After a whirlwind of an ending to the summer, October was incredibly good to me :-). I started off the month with a much needed retreat at the Art of Living Retreat Center in Boone, NC. For three days and two nights, I had the pleasure of fellowshipping with an amazing group of women as we chatted, journaled, colored, reflected, affirmed, and were renewed. I had the most invigorating massage – my very first experience with the ABHYANGA technique. Needless to say I left Boone feeling like my mind, body and spirit had undergone an overdue and much needed tune-up.

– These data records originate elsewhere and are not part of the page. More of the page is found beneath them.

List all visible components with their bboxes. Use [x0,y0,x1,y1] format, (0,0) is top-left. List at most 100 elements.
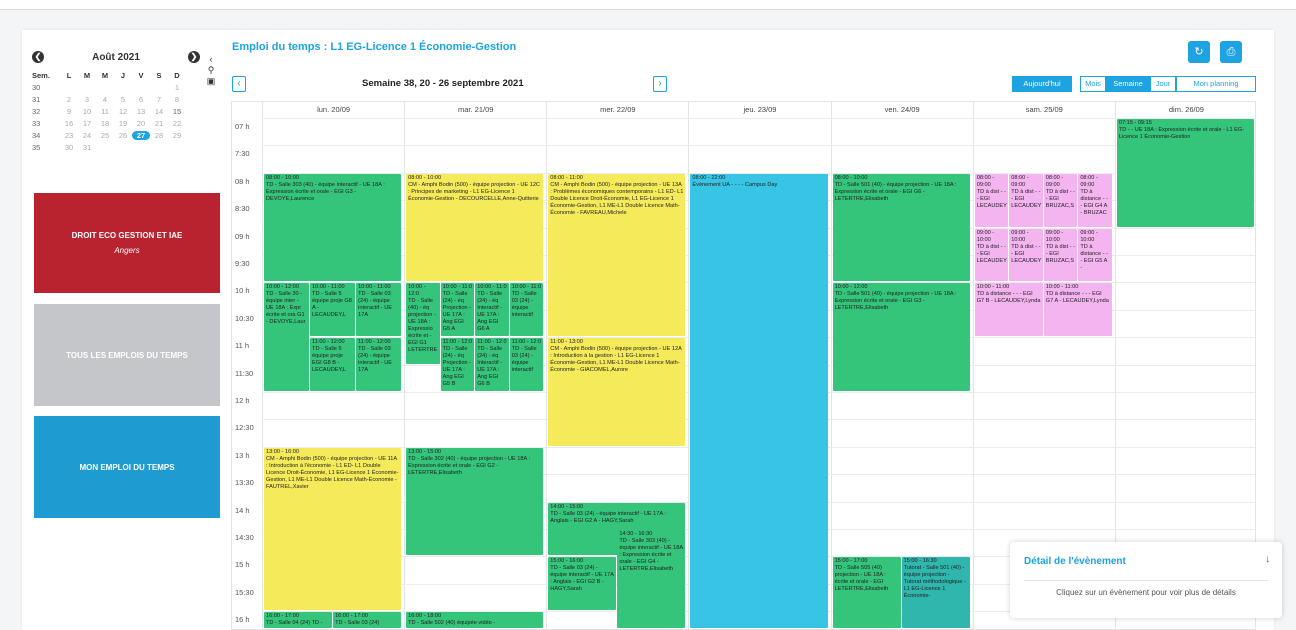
calendar-event[interactable]: 11:00 - 12:0 TD - Salle (24) - éq Interac… [475,338,509,391]
weekday-header: M [101,70,109,80]
calendar-event[interactable]: 09:00 - 10:00 TD à dist - - - EGI LECAUDE… [1009,228,1043,282]
calendar-event[interactable]: 10:00 - 12:0 TD - Salle (40) - éq project… [406,283,440,364]
day-cell[interactable]: 17 [78,119,96,128]
calendar-event[interactable]: 10:00 - 12:00 TD - Salle 30 - équipe inte… [264,283,310,391]
day-cell[interactable]: 23 [60,131,78,140]
day-cell[interactable]: 30 [60,143,78,152]
calendar-event[interactable]: 11:00 - 12:0 TD - Salle 03 (24) - équipe … [509,338,544,391]
calendar-event[interactable]: 08:00 - 09:00 TD à dist - - - EGI BRUZAC,… [1043,173,1078,227]
view-week-button[interactable]: Semaine [1106,76,1150,92]
day-cell[interactable]: 10 [78,107,96,116]
event-time: 08:00 - 10:00 [266,174,299,181]
event-time: 07:15 - 09:15 [1118,120,1152,126]
time-slot-label: 11:30 [235,368,254,378]
day-cell[interactable]: 22 [168,119,186,128]
droit-eco-gestion-tile[interactable]: DROIT ECO GESTION ET IAE Angers [34,193,220,293]
day-cell[interactable]: 19 [114,119,132,128]
calendar-event[interactable]: 09:00 - 10:00 TD à distance - - - EGI G5 … [1078,228,1112,282]
day-cell[interactable]: 4 [96,95,114,104]
calendar-event[interactable]: 13:00 - 15:00 TD - Salle 302 (40) - équip… [406,447,544,556]
event-description: TD - Salle 03 (24) - équipe interactif -… [358,291,392,319]
calendar-event[interactable]: 11:00 - 13:00 CM - Amphi Bodin (500) - éq… [548,338,686,446]
day-cell[interactable]: 2 [60,95,78,104]
calendar-event[interactable]: 10:00 - 11:00 TD - Salle 03 (24) - équipe… [356,283,402,337]
calendar-event[interactable]: 10:00 - 11:0 TD - Salle 03 (24) - équipe … [509,283,544,337]
calendar-event[interactable]: 10:00 - 11:0 TD - Salle (24) - éq Project… [440,283,475,337]
day-cell[interactable]: 20 [132,119,150,128]
day-cell[interactable]: 29 [168,131,186,140]
day-cell[interactable]: 1 [168,83,186,92]
event-time: 08:00 - 11:00 [550,174,583,181]
search-icon[interactable]: ⚲ [205,65,217,76]
calendar-event[interactable]: 09:00 - 10:00 TD à dist - - - EGI BRUZAC,… [1043,228,1078,282]
next-week-button[interactable]: › [653,76,667,92]
day-cell[interactable]: 11 [96,107,114,116]
calendar-event[interactable]: 09:00 - 10:00 TD à dist - - - EGI LECAUDE… [974,228,1009,282]
all-timetables-tile[interactable]: TOUS LES EMPLOIS DU TEMPS [34,304,220,406]
day-cell[interactable]: 18 [96,119,114,128]
calendar-event[interactable]: 07:15 - 09:15 TD - - UE 18A : Expression … [1116,119,1254,227]
calendar-event[interactable]: 08:00 - 11:00 CM - Amphi Bodin (500) - éq… [548,173,686,337]
calendar-event[interactable]: 15:00 - 16:30 Tutorat - Salle 501 (40) - … [901,557,970,628]
calendar-event[interactable]: 15:00 - 16:00 TD - Salle 03 (24) - équipe… [548,557,617,611]
prev-month-button[interactable]: ❮ [32,51,44,63]
day-cell[interactable]: 5 [114,95,132,104]
my-timetable-tile[interactable]: MON EMPLOI DU TEMPS [34,416,220,518]
view-month-button[interactable]: Mois [1080,76,1106,92]
calendar-event[interactable]: 13:00 - 16:00 CM - Amphi Bodin (500) - éq… [264,447,402,611]
calendar-event[interactable]: 08:00 - 09:00 TD à dist - - - EGI LECAUDE… [974,173,1009,227]
view-my-planning-button[interactable]: Mon planning [1176,76,1256,92]
event-description: TD à dist - - - EGI BRUZAC,S [1045,243,1075,264]
calendar-event[interactable]: 10:00 - 11:0 TD - Salle (24) - éq Interac… [475,283,509,337]
calendar-event[interactable]: 16:00 - 18:00 TD - Salle 502 (40) équipée… [406,612,544,628]
day-cell[interactable]: 28 [150,131,168,140]
day-cell[interactable]: 9 [60,107,78,116]
calendar-event[interactable]: 08:00 - 10:00 TD - Salle 501 (40) - équip… [832,173,970,282]
calendar-event[interactable]: 08:00 - 10:00 CM - Amphi Bodin (500) - éq… [406,173,544,282]
view-day-button[interactable]: Jour [1150,76,1176,92]
day-cell[interactable]: 3 [78,95,96,104]
tile-title: TOUS LES EMPLOIS DU TEMPS [66,350,188,360]
calendar-event[interactable]: 08:00 - 22:00 Évènement UA - - - - Campus… [690,173,828,628]
calendar-event[interactable]: 11:00 - 12:0 TD - Salle (24) - éq Project… [440,338,475,391]
time-slot-label: 11 h [235,341,250,351]
refresh-icon: ↻ [1194,46,1204,58]
day-cell[interactable]: 24 [78,131,96,140]
calendar-event[interactable]: 08:00 - 09:00 TD à distance - - - EGI G4 … [1078,173,1112,227]
calendar-event[interactable]: 11:00 - 12:00 TD - Salle 5 équipe proje E… [310,338,356,391]
day-cell[interactable]: 12 [114,107,132,116]
calendar-event[interactable]: 10:00 - 11:00 TD à distance - - - EGI G7 … [974,283,1043,337]
calendar-event[interactable]: 11:00 - 12:00 TD - Salle 03 (24) - équipe… [356,338,402,391]
calendar-event[interactable]: 08:00 - 09:00 TD à dist - - - EGI LECAUDE… [1009,173,1043,227]
day-cell[interactable]: 21 [150,119,168,128]
calendar-event[interactable]: 10:00 - 12:00 TD - Salle 501 (40) - équip… [832,283,970,391]
day-cell[interactable]: 6 [132,95,150,104]
next-month-button[interactable]: ❯ [187,51,200,63]
day-cell[interactable]: 25 [96,131,114,140]
prev-week-button[interactable]: ‹ [232,76,246,92]
calendar-event[interactable]: 10:00 - 11:00 TD - Salle 5 équipe proje G… [310,283,356,337]
day-cell[interactable]: 16 [60,119,78,128]
day-cell[interactable]: 8 [168,95,186,104]
day-cell[interactable]: 31 [78,143,96,152]
print-button[interactable]: ⎙ [1220,41,1242,63]
event-time: 08:00 - 09:00 [1011,174,1029,188]
calendar-event[interactable]: 15:00 - 17:00 TD - Salle 505 (40) project… [832,557,901,628]
today-button[interactable]: Aujourd'hui [1012,76,1072,92]
day-cell[interactable]: 14 [150,107,168,116]
day-cell[interactable]: 27 [132,130,150,140]
calendar-icon[interactable]: ▣ [205,76,217,87]
day-cell[interactable]: 26 [114,131,132,140]
refresh-button[interactable]: ↻ [1188,41,1210,63]
collapse-icon[interactable]: ↓ [1265,554,1270,565]
event-time: 11:00 - 12:00 [312,339,345,346]
calendar-event[interactable]: 16:00 - 17:00 TD - Salle 03 (24) [333,612,402,628]
day-cell[interactable]: 7 [150,95,168,104]
calendar-event[interactable]: 08:00 - 10:00 TD - Salle 303 (40) - équip… [264,173,402,282]
calendar-event[interactable]: 14:30 - 16:30 TD - Salle 303 (40) - équip… [617,530,686,628]
collapse-icon[interactable]: ‹ [205,54,217,65]
day-cell[interactable]: 15 [168,107,186,116]
day-cell[interactable]: 13 [132,107,150,116]
calendar-event[interactable]: 10:00 - 11:00 TD à distance - - - EGI G7 … [1043,283,1112,337]
calendar-event[interactable]: 16:00 - 17:00 TD - Salle 04 (24) TD - [264,612,333,628]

The next week welcomed an opportunity to present at the 17th Annual Engagement Scholarship Consortium in Omaha, Nebraska. It was such an honor to receive support to attend the conference, network with prominent scholars in the field, and to learn about what others are doing around the country as it relates to community based participatory research (CBPR), engaged scholarship, and community collaborations.

The third weekend of October was one big celebration with people I have known – and loved – for nearly 20 years now! It was my undergraduate institution’s homecoming and I was very intentional about spending time with my friends and extended family as much as I could. It was food for my soul.

So here I am … saying good-bye to October, but also saying “thank you”. October brought laughter, joy, celebration … hope, inspiration, and REBIRTH. November, you have to bring your A-game :-)!